A fully funded (100%+) pension plan has a funding ratio at or above 100%. The funding ratio compares plan assets to the present value of accrued benefit obligations at the plan's assumed discount rate. Fully funded plans hold assets equal to or greater than the present value of accrued benefit obligations at the plan's assumed discount rate. Reaching 100% does not mean a plan is permanently safe — funding ratios swing with interest rates and asset returns each valuation cycle — but it is the gold-standard signal that the sponsor has met its actuarial commitments.
What is a healthy funding ratio?
Actuaries broadly treat plans above 80% funded as in acceptable condition for an ongoing operation, and plans above 100% as fully funded on a smoothed-asset basis. Plans below 60% are widely considered critically underfunded. The thresholds are not regulatory bright lines for public plans; for corporate single-employer plans, ERISA Section 430(i) imposes additional restrictions on plans below 80% (and stricter still below 70%) under the at-risk designation.
Where do these funding ratios come from?
For ERISA-covered private and multiemployer plans, funding ratios come from DOL EBSA Form 5500 Schedule SB and Schedule MB filings — the actuarial valuation each plan files annually with the Department of Labor. For state and municipal public plans, ratios come from the Boston College Center for Retirement Research Public Plans Database, which compiles each system's annual valuation from its ACFR. None of the figures here are estimates or projections.
Does a low funding ratio mean my benefits are at risk?

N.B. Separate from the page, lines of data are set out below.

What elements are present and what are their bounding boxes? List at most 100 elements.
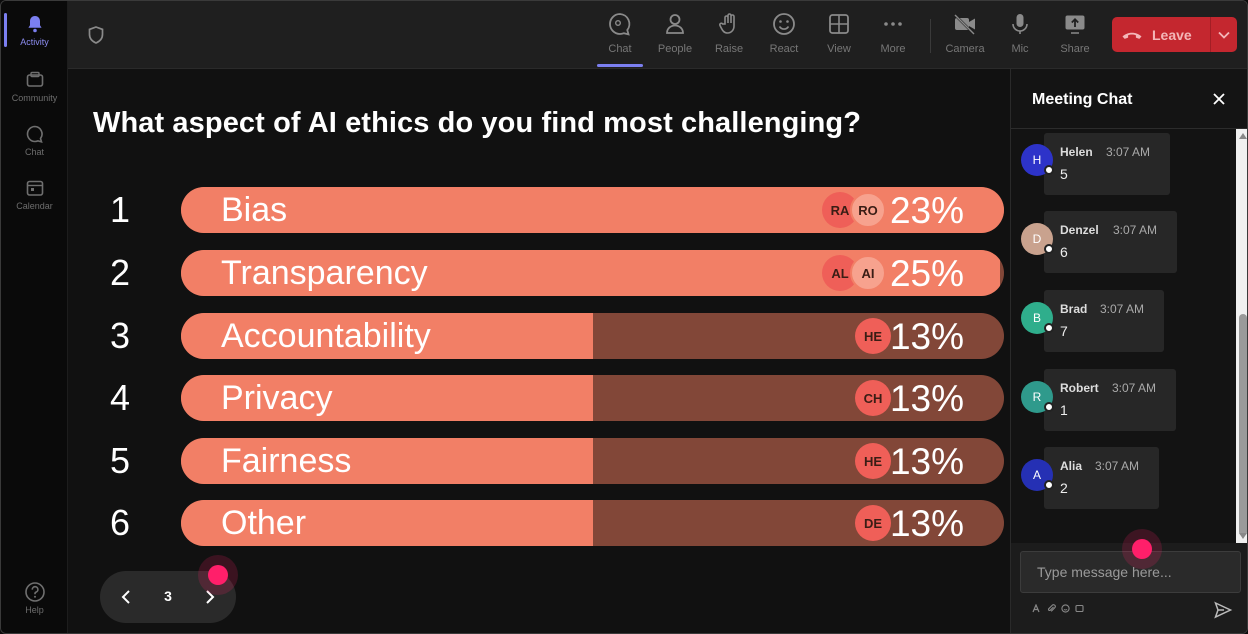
message-text: 6 — [1060, 244, 1068, 260]
option-percent: 13% — [889, 316, 964, 357]
scroll-down-icon[interactable] — [1239, 533, 1247, 539]
chevron-down-icon[interactable] — [1211, 31, 1237, 39]
close-icon[interactable] — [1209, 89, 1229, 109]
chat-scrollbar[interactable] — [1236, 129, 1247, 543]
voter-avatar: DE — [855, 505, 891, 541]
option-bar-fill — [181, 438, 593, 484]
leave-button[interactable]: Leave — [1112, 17, 1237, 52]
message-input[interactable] — [1020, 551, 1241, 593]
raise-label: Raise — [714, 43, 744, 55]
poll-stage: What aspect of AI ethics do you find mos… — [68, 69, 1010, 633]
send-icon[interactable] — [1213, 600, 1233, 620]
chat-icon — [607, 11, 633, 37]
view-label: View — [827, 43, 851, 55]
status-dot — [1044, 244, 1054, 254]
rail-item-activity[interactable]: Activity — [1, 5, 68, 55]
more-button[interactable]: More — [866, 11, 920, 63]
option-rank: 1 — [109, 189, 131, 230]
message-text: 5 — [1060, 166, 1068, 182]
avatar: B — [1021, 302, 1054, 334]
option-bar: Transparency AL AI 25% — [181, 250, 1004, 296]
pointer-indicator — [208, 565, 228, 585]
shield-icon[interactable] — [86, 25, 106, 45]
option-rank: 2 — [109, 252, 131, 293]
avatar: D — [1021, 223, 1054, 255]
chat-message: Helen 3:07 AM 5 — [1044, 133, 1170, 195]
status-dot — [1044, 323, 1054, 333]
option-label: Transparency — [221, 254, 428, 292]
grid-icon — [826, 11, 852, 37]
poll-option-row: 6 Other DE 13% — [68, 500, 1010, 546]
option-bar: Privacy CH 13% — [181, 375, 1004, 421]
option-bar: Bias RA RO 23% — [181, 187, 1004, 233]
scroll-thumb[interactable] — [1239, 314, 1247, 536]
format-icon[interactable] — [1031, 603, 1041, 613]
avatar-initial: A — [1032, 468, 1041, 482]
emoji-icon[interactable] — [1060, 603, 1070, 613]
message-sender: Robert — [1060, 381, 1099, 395]
avatar-initial: R — [1032, 390, 1042, 404]
option-label: Other — [221, 504, 307, 542]
meeting-chat-panel: Meeting Chat Helen 3:07 AM 5 H Denzel 3:… — [1010, 69, 1247, 633]
option-label: Accountability — [221, 317, 431, 355]
voter-avatar: CH — [855, 380, 891, 416]
voter-avatar: HE — [855, 443, 891, 479]
option-bar-fill — [181, 500, 593, 546]
option-label: Bias — [221, 191, 288, 229]
rail-label: Community — [11, 93, 58, 103]
leave-label: Leave — [1152, 26, 1192, 43]
previous-button[interactable] — [114, 585, 138, 609]
next-button[interactable] — [198, 585, 222, 609]
rail-item-calendar[interactable]: Calendar — [1, 169, 68, 219]
option-bar-fill — [181, 313, 593, 359]
chat-title: Meeting Chat — [1032, 91, 1133, 108]
gif-icon[interactable] — [1074, 603, 1084, 613]
option-bar: Fairness HE 13% — [181, 438, 1004, 484]
message-time: 3:07 AM — [1113, 223, 1158, 237]
status-dot — [1044, 402, 1054, 412]
view-button[interactable]: View — [812, 11, 866, 63]
community-icon — [24, 69, 46, 91]
avatar: H — [1021, 144, 1054, 176]
rail-item-community[interactable]: Community — [1, 61, 68, 111]
camera-button[interactable]: Camera — [938, 11, 992, 63]
option-bar: Other DE 13% — [181, 500, 1004, 546]
people-button[interactable]: People — [648, 11, 702, 63]
react-label: React — [769, 43, 799, 55]
more-icon — [880, 11, 906, 37]
voter-avatar: AI — [850, 255, 886, 291]
calendar-icon — [24, 177, 46, 199]
rail-item-chat[interactable]: Chat — [1, 115, 68, 165]
rail-item-help[interactable]: Help — [1, 573, 68, 623]
scroll-up-icon[interactable] — [1239, 133, 1247, 139]
message-sender: Alia — [1060, 459, 1083, 473]
react-button[interactable]: React — [757, 11, 811, 63]
chat-button[interactable]: Chat — [593, 11, 647, 67]
option-percent: 25% — [889, 253, 964, 294]
message-sender: Brad — [1060, 302, 1088, 316]
share-screen-icon — [1062, 11, 1088, 37]
message-time: 3:07 AM — [1095, 459, 1140, 473]
message-text: 2 — [1060, 480, 1068, 496]
hang-up-icon — [1112, 29, 1152, 41]
hand-icon — [716, 11, 742, 37]
option-label: Fairness — [221, 442, 352, 480]
rail-label: Calendar — [16, 201, 53, 211]
message-text: 7 — [1060, 323, 1068, 339]
camera-off-icon — [952, 11, 978, 37]
share-button[interactable]: Share — [1048, 11, 1102, 63]
option-percent: 23% — [889, 190, 964, 231]
attach-icon[interactable] — [1046, 603, 1056, 613]
pointer-indicator — [1132, 539, 1152, 559]
poll-option-row: 4 Privacy CH 13% — [68, 375, 1010, 421]
chat-message: Robert 3:07 AM 1 — [1044, 369, 1176, 431]
help-icon — [24, 581, 46, 603]
option-percent: 13% — [889, 503, 964, 544]
raise-hand-button[interactable]: Raise — [702, 11, 756, 63]
mic-button[interactable]: Mic — [993, 11, 1047, 63]
avatar: A — [1021, 459, 1054, 491]
option-rank: 5 — [109, 440, 131, 481]
message-time: 3:07 AM — [1106, 145, 1151, 159]
message-time: 3:07 AM — [1112, 381, 1157, 395]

It depends on the plan type and your specific plan's status. Corporate single-employer plan benefits are insured by PBGC up to the statutory annual maximum; if a plan terminates underfunded, PBGC pays guaranteed amounts up to that cap. Multiemployer plans have a separate PBGC program with a much lower per-participant guarantee. Public plans rely on state constitutional or statutory clauses and the sponsor's taxing authority. None of this is investment advice — for plan-specific concerns, review your most recent Annual Funding Notice and consult a fiduciary advisor.
How current is this data?
Funding ratios refresh each time DOL EBSA publishes new Form 5500 filings (about a 9–12 month lag after plan year-end) and as the Public Plans Database releases its annual update. The current dataset reflects valuations available as of May 2026.
20 plans currently report assets equal to or greater than accrued obligations, covering 1,883,586 active and retired participants. The fully-funded designation reflects the most recent valuation only — funding ratios shift each year with interest rates, asset returns, and contribution policy.